Her we will going to repeat Monad exercise for options and to make it more interesting some constructs from our *Purchase Domain* will be used.

```
//database
val purchaseWithId7=Purchase(7,List(
Product("tv",Price(BigDecimal(300)))
))
//mock DB
val purchases:Map[Int,Purchase] = Map(7 -> purchaseWithId7)
//curried general function
val findPurchase : Map[Int,Purchase] => Int => Option[Purchase] = m => id => m.get(id)
//specific functions
val findPurchaseInMockDB: (Int) => Option[Purchase] =findPurchase(purchases)
val largest : List[Int] => Option[Int] = l => if(l.isEmpty) None else Some(l.max)
```

And the exercise

```
property("Option satisfies left identity law : M.unit(a).flatMap(f) == f(a)"){
//larges
}
property("Option satisfies right identity law : M.flatMap(M.unit) == M"){
//no funcction needed
}
property("Option satisfies Associativity law : M.flatMap(f1).flatMap(f2) == M.flatMap(x=>f1(x).flatMap(f2))"){
//use largest and find purchase in mock DB.
}
```

## Monad Transformer

Example File : https://github.com/PawelWlodarski/workshops/blob/master/src/main/scala/jug/lodz/workshops/propertybased/PBTMonadTransformer.scala

What if for example we have two effects at the same time? Foe example when we are calling external webservice we have **time - Future[T]** and posibility that given value will be **missing - Option**

In this situation we can use predefined *MonadTransformer* .
In Graphical explanation it will look like this :

Let's imagine that in the code we have two web services :

```
def service1(name:String) : Future[Option[Int]] ...
def service2(id:Int) : Future[Option[Company]]
```

We can not write simple for comprehension because argument of second web service **Int** is not the same as result of the first one **Option[Int]**.

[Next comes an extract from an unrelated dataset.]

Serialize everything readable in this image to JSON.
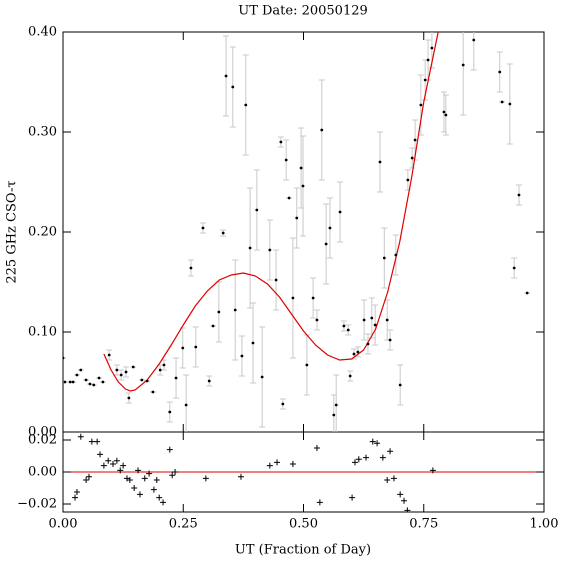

Solution with *MonadTransformer*

```
import cats.data.OptionT
import cats.std.future._
val result=for{
id<-OptionT(service1("company1"))
company<-OptionT(service2(id))
} yield company.info
val finalValue: Future[Option[String]] = result.value
```

More here -> http://typelevel.org/cats/tut/optiont.html

## Kleisli

Example File : https://github.com/PawelWlodarski/workshops/blob/master/src/main/scala/jug/lodz/workshops/propertybased/PBTKleisli.scala

*Kleisli* allow us to connect two so called *monadic* functions **A=>M[B]** and **B=>M[C]**

So a very quick example would be :

```
import cats.data.Kleisli
import cats.std.all._
val split:String=>List[String] = s=>s.split(" ").toList
val variants:String=>List[String] = s=>List(s,s.toUpperCase,s.toLowerCase)
val variantsK = Kleisli(split).andThen(variants)
println(variantsK.run("this is a sentence"))
//List(this, THIS, this, is, IS, is, a, A, a, sentence, SENTENCE, sentence)
```

More info: http://typelevel.org/cats/tut/kleisli.html

And this was the last example from this workshop! Remember what was educational purpose of this material

- Learn how to use Scalacheck
- Gain better intuition around concept "Function as a Value"
- Take quick glance at some very interesting Functional abstractions

# Homework

- You can check Basic Scalacheck course :https://pawelwlodarski.gitbooks.io/workshops/content/scalacheck.html
- Try to finish every exercise from this workshop on your own. Play with examples and test additional possibilities of Scalacheck
- Prove that According to Amdahl Law : S(n) = T(1) / T(n) = 1 / (B + (1 – B) / n) where
- n - number of available threads
- B- part of program which is sequential
- then if B = 5% , you will receive max 20 time speedup when you have 1000 cores!!!